Monitor ACS Commitments

A participant that fails to send commitments in a timely manner is problematic for its counter-participants: Counter-participants cannot prune their state, because they have no proof that their state is the same as the state of the participant.

This page describes the monitoring options for ACS commitments. Commitment monitoring supports participant node operators in several ways. First, monitoring provides insight into commitment generation performance, allowing the participant node operator to troubleshoot and fix potential performance problems. For example, monitoring metrics indicate potential performance bottlenecks, which the operator can use as input for configuring commitment generation.

Second, monitoring provides insights into the status of commitments from counter-participants. This is relevant for the participant node operator because a counter-participant that runs behind in commitment generation, either because it is faulty or because the network is slow, prevents pruning on the participant: The participant does not know whether its state and the counter-participant’s state diverged, and cannot prune because it might need to investigate a potential fork. The operator can use the monitoring metrics to identify slow counter-participants and potentially blacklist them.

Monitoring own commitments

We provide the following metrics for commitment generation, which are described in detail in the Metrics reference section:

  • daml.participant.sync.commitments.compute: Measures the time that the participant node spends computing commitments.

  • daml.participant.sync.commitments.sequencing-time: Measures the time between the end of a commitment period, and the time when the sequencer observes the corresponding commitment.

  • daml.participant.sync.commitments.catchup-mode-enabled: Measures how many times the catch-up mode has been triggered.

Monitoring counter-participant commitments

The operator can monitor the status of commitments from the counter-participants through latency metrics. These metrics can reveal slow counter-participants, which are behind in sending commitments, and enable operators to configure thresholds defining when a counter-participant is considered slow.

The operator can group counter-participants into three categories, which affect metric reporting:

  • Default

  • Distinguished

  • Individually monitored

An Individually monitored counter-participant always shows that participant’s commitment latency. Distinguished and Default groupings of counter-participants only show the largest latency in the group. Inspection tools and direct monitoring can then be used to identify slow counter-participant(s).

All metrics below are described in detail in the Metrics reference section.

  • Default: All counter-participants that are not distinguished or individually monitored belong to this group by default. We publish one aggregated metric for all participants in this group: daml.participant.sync.commitments.synchronizer.largest-counter-participant-latency which represents the highest latency in milliseconds for commitments from counter-participants outstanding for more than a threshold number of reconciliation intervals.

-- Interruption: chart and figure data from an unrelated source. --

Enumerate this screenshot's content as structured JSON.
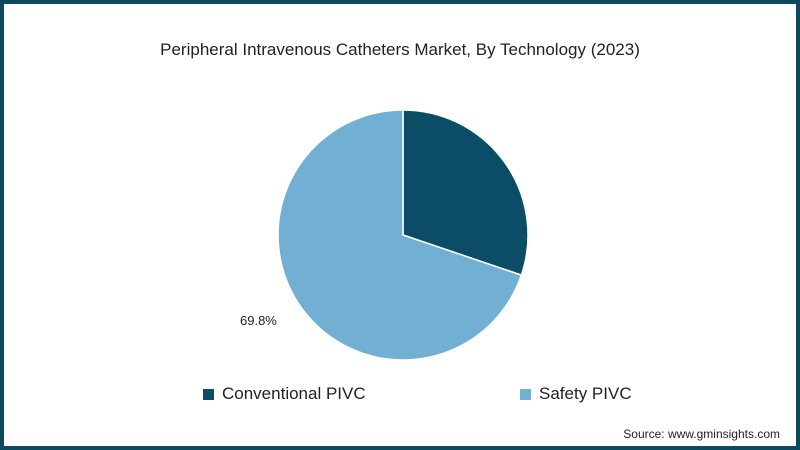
{
  "chart_data": {
    "type": "pie",
    "title": "Peripheral Intravenous Catheters Market, By Technology (2023)",
    "categories": [
      "Conventional PIVC",
      "Safety PIVC"
    ],
    "values": [
      30.2,
      69.8
    ],
    "colors": [
      "#0b4d66",
      "#72b0d3"
    ],
    "data_labels": [
      "",
      "69.8%"
    ],
    "legend_position": "bottom",
    "start_angle": "12 o'clock, clockwise"
  },
  "title": "Peripheral Intravenous Catheters Market, By Technology (2023)",
  "slice_label": "69.8%",
  "legend": [
    {
      "label": "Conventional PIVC",
      "color": "#0b4d66"
    },
    {
      "label": "Safety PIVC",
      "color": "#72b0d3"
    }
  ],
  "source": "Source: www.gminsights.com"
}
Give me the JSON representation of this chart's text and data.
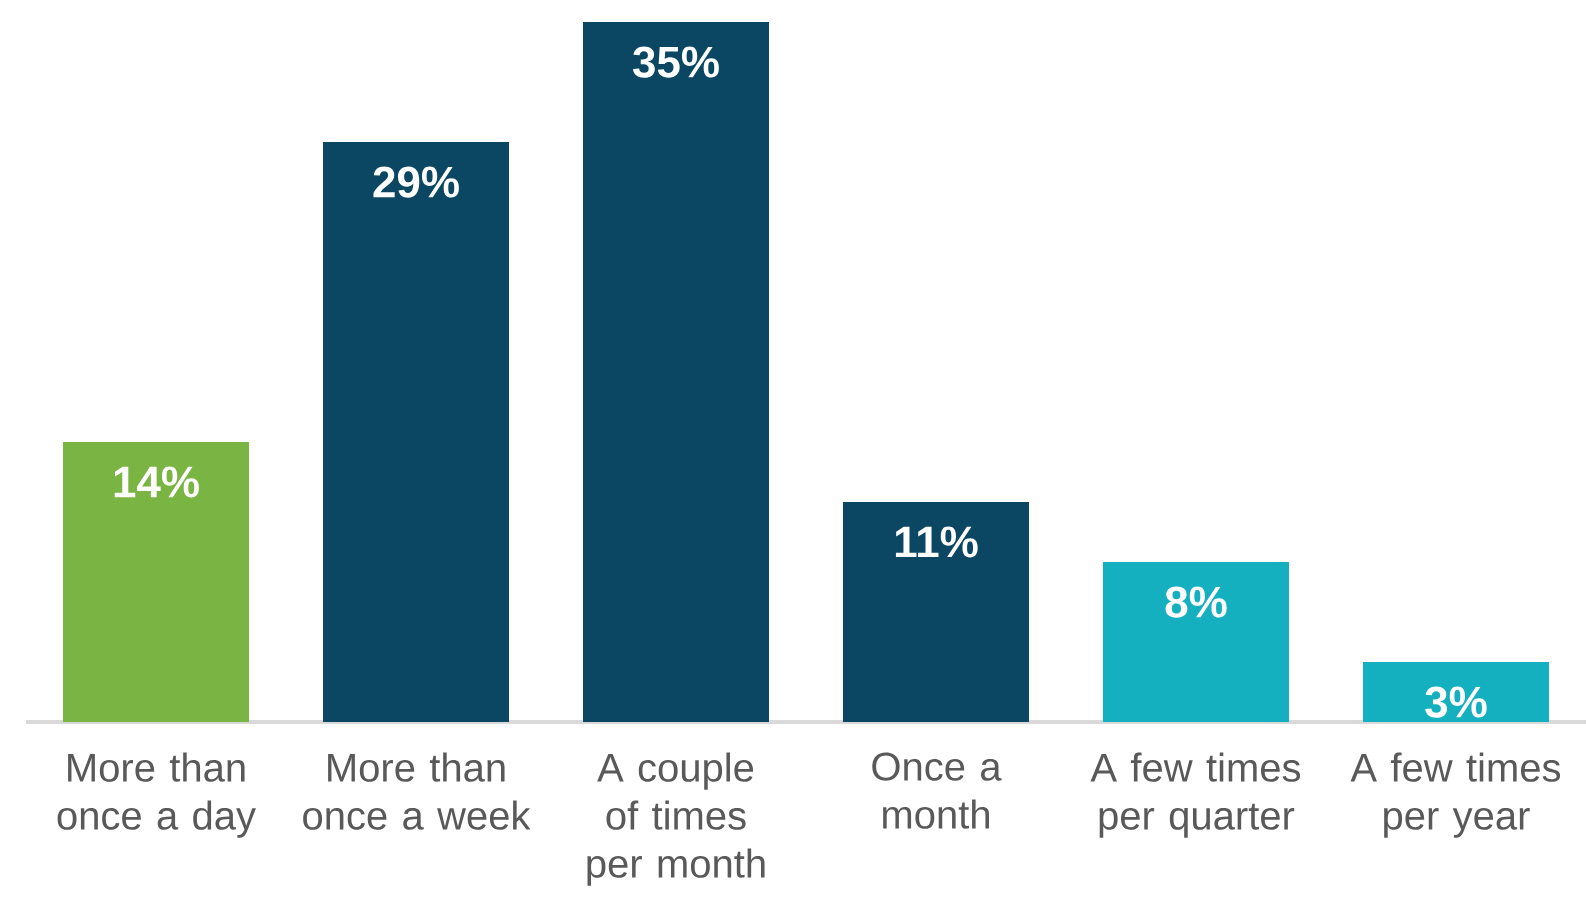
{
  "chart_data": {
    "type": "bar",
    "categories": [
      "More than once a day",
      "More than once a week",
      "A couple of times per month",
      "Once a month",
      "A few times per quarter",
      "A few times per year"
    ],
    "values": [
      14,
      29,
      35,
      11,
      8,
      3
    ],
    "colors": [
      "#7ab442",
      "#0b4762",
      "#0b4762",
      "#0b4762",
      "#15b0c0",
      "#15b0c0"
    ],
    "value_labels": [
      "14%",
      "29%",
      "35%",
      "11%",
      "8%",
      "3%"
    ],
    "ylim": [
      0,
      35
    ]
  }
}
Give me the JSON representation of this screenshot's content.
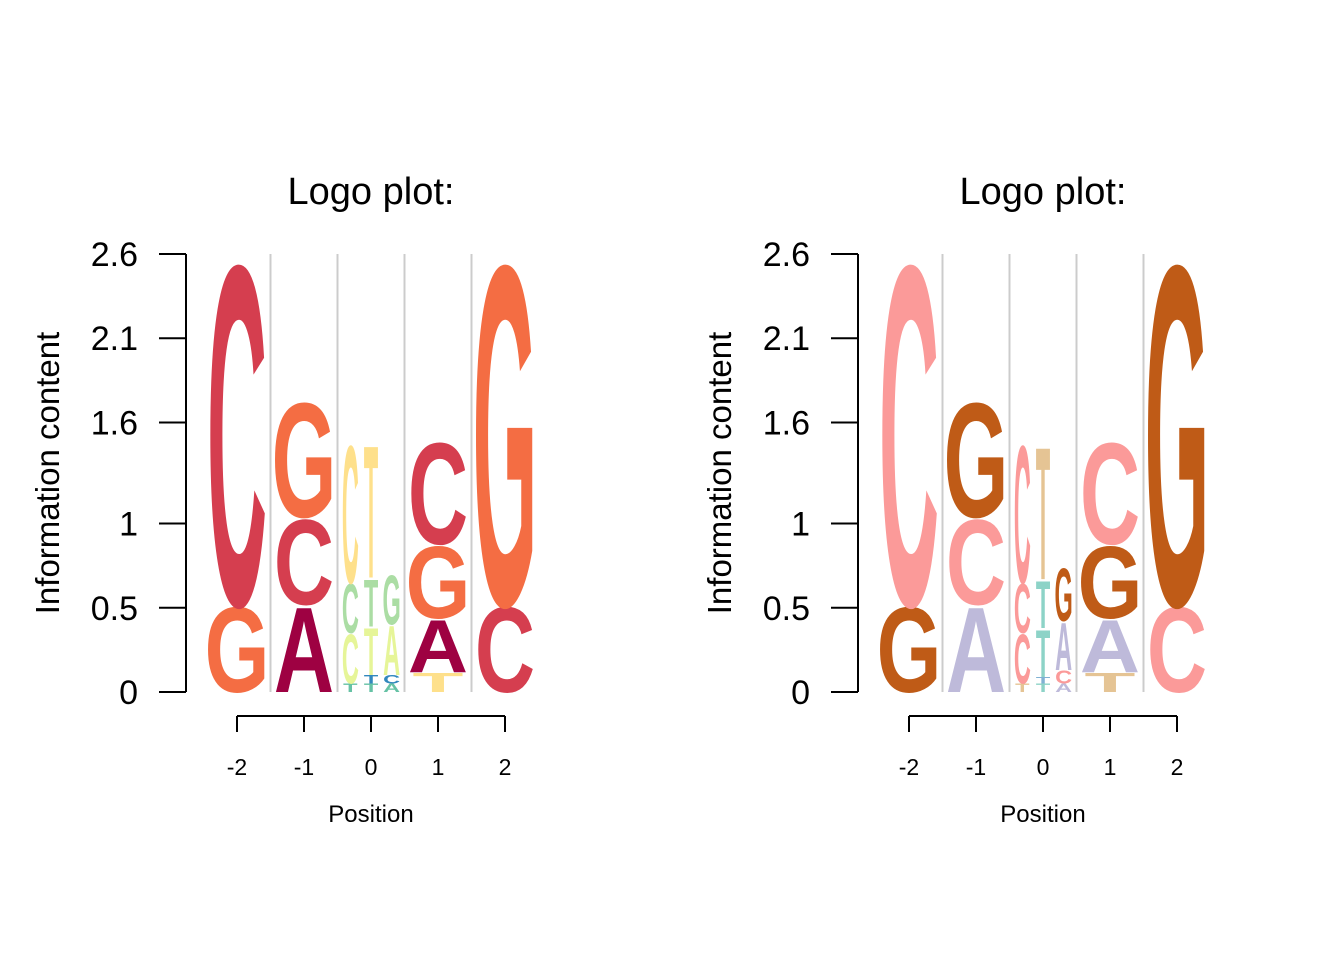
{
  "chart_data": [
    {
      "type": "sequence-logo",
      "title": "Logo plot:",
      "xlabel": "Position",
      "ylabel": "Information content",
      "x_ticks": [
        "-2",
        "-1",
        "0",
        "1",
        "2"
      ],
      "y_ticks": [
        "0",
        "0.5",
        "1",
        "1.6",
        "2.1",
        "2.6"
      ],
      "ylim": [
        0,
        2.6
      ],
      "grid": "vertical lines between positions",
      "colors": {
        "A": "#9E0142",
        "C": "#D53E4F",
        "G": "#F46D43",
        "T": "#FEE08B"
      },
      "positions": [
        {
          "x": "-2",
          "stack": [
            {
              "letter": "G",
              "height": 0.52
            },
            {
              "letter": "C",
              "height": 2.08
            }
          ]
        },
        {
          "x": "-1",
          "stack": [
            {
              "letter": "A",
              "height": 0.52
            },
            {
              "letter": "C",
              "height": 0.52
            },
            {
              "letter": "G",
              "height": 0.7
            }
          ]
        },
        {
          "x": "0",
          "sub": [
            {
              "stack": [
                {
                  "letter": "T",
                  "height": 0.05,
                  "color": "#66C2A5"
                },
                {
                  "letter": "C",
                  "height": 0.3,
                  "color": "#E6F598"
                },
                {
                  "letter": "C",
                  "height": 0.3,
                  "color": "#ABDDA4"
                },
                {
                  "letter": "C",
                  "height": 0.84,
                  "color": "#FEE08B"
                }
              ]
            },
            {
              "stack": [
                {
                  "letter": "T",
                  "height": 0.05,
                  "color": "#66C2A5"
                },
                {
                  "letter": "T",
                  "height": 0.05,
                  "color": "#3288BD"
                },
                {
                  "letter": "T",
                  "height": 0.29,
                  "color": "#E6F598"
                },
                {
                  "letter": "T",
                  "height": 0.29,
                  "color": "#ABDDA4"
                },
                {
                  "letter": "T",
                  "height": 0.81,
                  "color": "#FEE08B"
                }
              ]
            },
            {
              "stack": [
                {
                  "letter": "A",
                  "height": 0.05,
                  "color": "#66C2A5"
                },
                {
                  "letter": "C",
                  "height": 0.05,
                  "color": "#3288BD"
                },
                {
                  "letter": "A",
                  "height": 0.3,
                  "color": "#E6F598"
                },
                {
                  "letter": "G",
                  "height": 0.3,
                  "color": "#ABDDA4"
                }
              ]
            }
          ]
        },
        {
          "x": "1",
          "stack": [
            {
              "letter": "T",
              "height": 0.12
            },
            {
              "letter": "A",
              "height": 0.32
            },
            {
              "letter": "G",
              "height": 0.44
            },
            {
              "letter": "C",
              "height": 0.62
            }
          ]
        },
        {
          "x": "2",
          "stack": [
            {
              "letter": "C",
              "height": 0.52
            },
            {
              "letter": "G",
              "height": 2.08
            }
          ]
        }
      ]
    },
    {
      "type": "sequence-logo",
      "title": "Logo plot:",
      "xlabel": "Position",
      "ylabel": "Information content",
      "x_ticks": [
        "-2",
        "-1",
        "0",
        "1",
        "2"
      ],
      "y_ticks": [
        "0",
        "0.5",
        "1",
        "1.6",
        "2.1",
        "2.6"
      ],
      "ylim": [
        0,
        2.6
      ],
      "grid": "vertical lines between positions",
      "colors": {
        "A": "#BEBADA",
        "C": "#FB9A99",
        "G": "#BF5B17",
        "T": "#E5C494"
      },
      "positions": [
        {
          "x": "-2",
          "stack": [
            {
              "letter": "G",
              "height": 0.52
            },
            {
              "letter": "C",
              "height": 2.08
            }
          ]
        },
        {
          "x": "-1",
          "stack": [
            {
              "letter": "A",
              "height": 0.52
            },
            {
              "letter": "C",
              "height": 0.52
            },
            {
              "letter": "G",
              "height": 0.7
            }
          ]
        },
        {
          "x": "0",
          "sub": [
            {
              "stack": [
                {
                  "letter": "T",
                  "height": 0.05
                },
                {
                  "letter": "C",
                  "height": 0.3
                },
                {
                  "letter": "C",
                  "height": 0.3
                },
                {
                  "letter": "C",
                  "height": 0.84
                }
              ]
            },
            {
              "stack": [
                {
                  "letter": "T",
                  "height": 0.05,
                  "color": "#8DD3C7"
                },
                {
                  "letter": "T",
                  "height": 0.04,
                  "color": "#80B1D3"
                },
                {
                  "letter": "T",
                  "height": 0.29,
                  "color": "#8DD3C7"
                },
                {
                  "letter": "T",
                  "height": 0.29,
                  "color": "#8DD3C7"
                },
                {
                  "letter": "T",
                  "height": 0.81
                }
              ]
            },
            {
              "stack": [
                {
                  "letter": "A",
                  "height": 0.05
                },
                {
                  "letter": "C",
                  "height": 0.08
                },
                {
                  "letter": "A",
                  "height": 0.29
                },
                {
                  "letter": "G",
                  "height": 0.32
                }
              ]
            }
          ]
        },
        {
          "x": "1",
          "stack": [
            {
              "letter": "T",
              "height": 0.12
            },
            {
              "letter": "A",
              "height": 0.32
            },
            {
              "letter": "G",
              "height": 0.44
            },
            {
              "letter": "C",
              "height": 0.62
            }
          ]
        },
        {
          "x": "2",
          "stack": [
            {
              "letter": "C",
              "height": 0.52
            },
            {
              "letter": "G",
              "height": 2.08
            }
          ]
        }
      ]
    }
  ]
}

  • Distinguished: The operator has the option to upgrade some default counter-participants to the distinguished group, for example, counter-participants with whom it has important business relations. We produce one aggregate metric for all distinguished participants, published under daml.participant.sync.commitments.synchronizer.largest-distinguished-counter-participant-latency Just as for the Default group, the metric represents the highest latency in milliseconds for commitments outstanding for more than a thresholdDistinguished number of reconciliation intervals.

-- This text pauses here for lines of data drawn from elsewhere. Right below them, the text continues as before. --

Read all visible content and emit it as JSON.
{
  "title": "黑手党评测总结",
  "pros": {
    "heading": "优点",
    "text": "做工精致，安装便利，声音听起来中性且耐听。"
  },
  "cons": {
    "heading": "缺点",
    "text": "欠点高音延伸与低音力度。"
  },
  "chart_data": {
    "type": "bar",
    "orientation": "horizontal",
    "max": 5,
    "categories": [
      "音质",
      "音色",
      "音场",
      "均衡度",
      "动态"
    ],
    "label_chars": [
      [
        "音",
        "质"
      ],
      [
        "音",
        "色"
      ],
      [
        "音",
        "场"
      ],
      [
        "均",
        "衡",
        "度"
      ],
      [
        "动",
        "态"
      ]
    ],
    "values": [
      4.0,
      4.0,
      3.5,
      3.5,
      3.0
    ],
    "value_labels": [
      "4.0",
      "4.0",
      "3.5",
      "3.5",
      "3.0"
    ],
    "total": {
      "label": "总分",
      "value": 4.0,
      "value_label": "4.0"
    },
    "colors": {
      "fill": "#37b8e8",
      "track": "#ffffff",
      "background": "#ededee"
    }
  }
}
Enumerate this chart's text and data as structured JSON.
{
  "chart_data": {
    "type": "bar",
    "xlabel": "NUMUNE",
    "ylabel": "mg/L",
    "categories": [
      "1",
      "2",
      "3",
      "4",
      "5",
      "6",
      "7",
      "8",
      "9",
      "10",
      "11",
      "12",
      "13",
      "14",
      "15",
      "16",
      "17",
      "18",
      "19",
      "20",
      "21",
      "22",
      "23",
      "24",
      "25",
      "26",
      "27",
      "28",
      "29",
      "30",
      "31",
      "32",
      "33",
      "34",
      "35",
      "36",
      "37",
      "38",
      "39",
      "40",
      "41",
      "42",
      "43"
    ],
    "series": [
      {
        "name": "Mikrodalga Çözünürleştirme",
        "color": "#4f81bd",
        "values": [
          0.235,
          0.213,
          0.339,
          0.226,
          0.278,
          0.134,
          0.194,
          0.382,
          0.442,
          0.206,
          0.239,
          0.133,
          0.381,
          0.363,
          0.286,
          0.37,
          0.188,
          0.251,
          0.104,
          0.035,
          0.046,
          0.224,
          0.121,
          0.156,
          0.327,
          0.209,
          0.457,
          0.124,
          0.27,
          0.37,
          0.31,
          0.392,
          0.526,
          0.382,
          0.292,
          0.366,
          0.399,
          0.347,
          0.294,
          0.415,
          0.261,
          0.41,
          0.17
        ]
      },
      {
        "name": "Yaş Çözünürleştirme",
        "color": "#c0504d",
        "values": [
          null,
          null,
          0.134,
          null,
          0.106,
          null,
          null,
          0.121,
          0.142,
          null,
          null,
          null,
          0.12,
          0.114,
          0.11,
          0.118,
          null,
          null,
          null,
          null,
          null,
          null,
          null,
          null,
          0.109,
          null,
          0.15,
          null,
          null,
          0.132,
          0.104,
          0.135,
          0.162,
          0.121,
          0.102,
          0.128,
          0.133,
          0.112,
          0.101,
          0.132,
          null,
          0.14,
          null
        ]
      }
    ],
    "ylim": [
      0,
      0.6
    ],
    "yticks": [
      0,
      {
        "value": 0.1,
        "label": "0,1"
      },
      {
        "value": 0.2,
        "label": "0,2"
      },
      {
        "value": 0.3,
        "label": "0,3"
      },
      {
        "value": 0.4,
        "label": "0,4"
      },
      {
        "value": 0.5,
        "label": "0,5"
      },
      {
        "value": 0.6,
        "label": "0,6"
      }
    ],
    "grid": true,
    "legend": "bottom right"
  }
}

    The following examples show how the operator of participant1 adds counter-participant participant4 to the distinguished group on synchronizer synchronizer2Id, and removes counter-participant participant2 from the distinguished group on synchronizer synchronizer1Id:

    participant1.commitments.add_config_distinguished_slow_counter_participants(
      Seq(participant4Id),
      Seq(synchronizer2Id),
    )
    
    participant1.commitments.remove_config_distinguished_slow_counter_participants(
      Seq(participant2.id),
      Seq(synchronizer1Id),
    )
    
  • Individually monitored: The operator can optionally select counter-participants whose commitment status it wants to monitor individually, for example because they recently presented intermittent failures and have just recovered, or because the operator observes a slowdown in one of the other groups and wants to locate the cause. Each participant gets its own unique label under daml.participant.sync.commitments.synchronizer.counter-participant-latency.<participantId> Individual alerting can be set based on the business relations.

    Note

    Any participant, whether Default or Distinguished, can be added to Individually monitored. A distinguished participant remains in the Distinguished group even if it is Individually monitored. In contrast, a Default participant that is added to Individually monitored is removed from the Default group.

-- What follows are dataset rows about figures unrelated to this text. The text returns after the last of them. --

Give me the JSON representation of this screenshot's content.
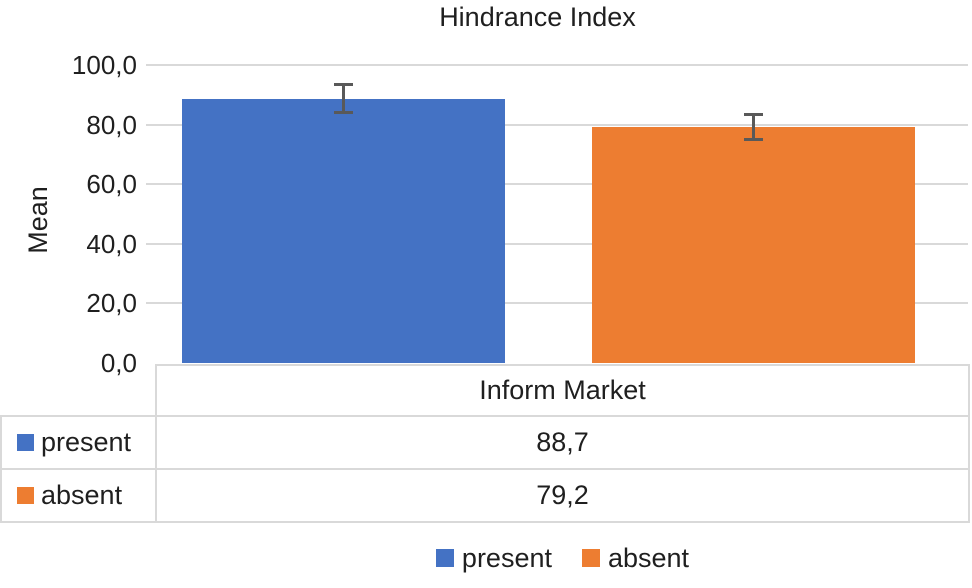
{
  "chart_data": {
    "type": "bar",
    "title": "Hindrance Index",
    "ylabel": "Mean",
    "xlabel": "",
    "categories": [
      "Inform Market"
    ],
    "series": [
      {
        "name": "present",
        "value": 88.7,
        "value_label": "88,7",
        "error": 4.9,
        "color": "#4472C4"
      },
      {
        "name": "absent",
        "value": 79.2,
        "value_label": "79,2",
        "error": 4.2,
        "color": "#ED7D31"
      }
    ],
    "ylim": [
      0,
      100
    ],
    "ytick_step": 20,
    "ytick_labels": [
      "0,0",
      "20,0",
      "40,0",
      "60,0",
      "80,0",
      "100,0"
    ],
    "grid": true,
    "legend_position": "bottom",
    "gridline_color": "#D9D9D9",
    "error_bar_color": "#595959",
    "table_border_color": "#D9D9D9"
  }
}
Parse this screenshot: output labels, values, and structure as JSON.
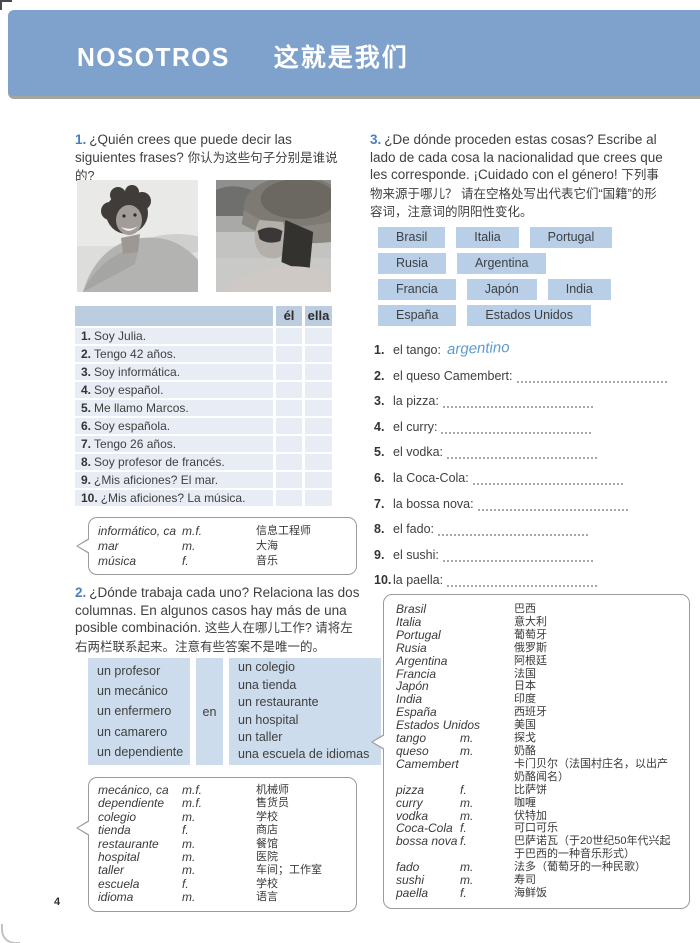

    The following examples show how the operator of participant1 adds/removes counter-participant participant3 to be Individually monitored on the synchronizer synchronizerId:

    participant1.commitments.add_participant_to_individual_metrics(
      Seq(participant3.id),
      Seq(synchronizerId),
    )
    
    participant1.commitments.remove_participant_from_individual_metrics(
      Seq(participant3.id),
      Seq(synchronizerId),
    )
    

The operator of a participant can set the monitoring configuration at once on multiple synchronizers, including thresholds for the Default and Distinguished groups, as well as for the Individually monitored. The example below shows how the operator of participant1 can apply a monitoring configuration to synchronizers synchronizer1Id and synchronizer2Id.

val update1Config = new SlowCounterParticipantSynchronizerConfig(
  synchronizerIds = Seq(synchronizer1Id, synchronizer2Id),
  distinguishedParticipants = Seq(participant3.id),
  thresholdDistinguished = 15,
  thresholdDefault = 15,
  individuallyMonitored = Seq.empty,
)
participant1.commitments.set_config_for_slow_counter_participants(Seq(update1Config))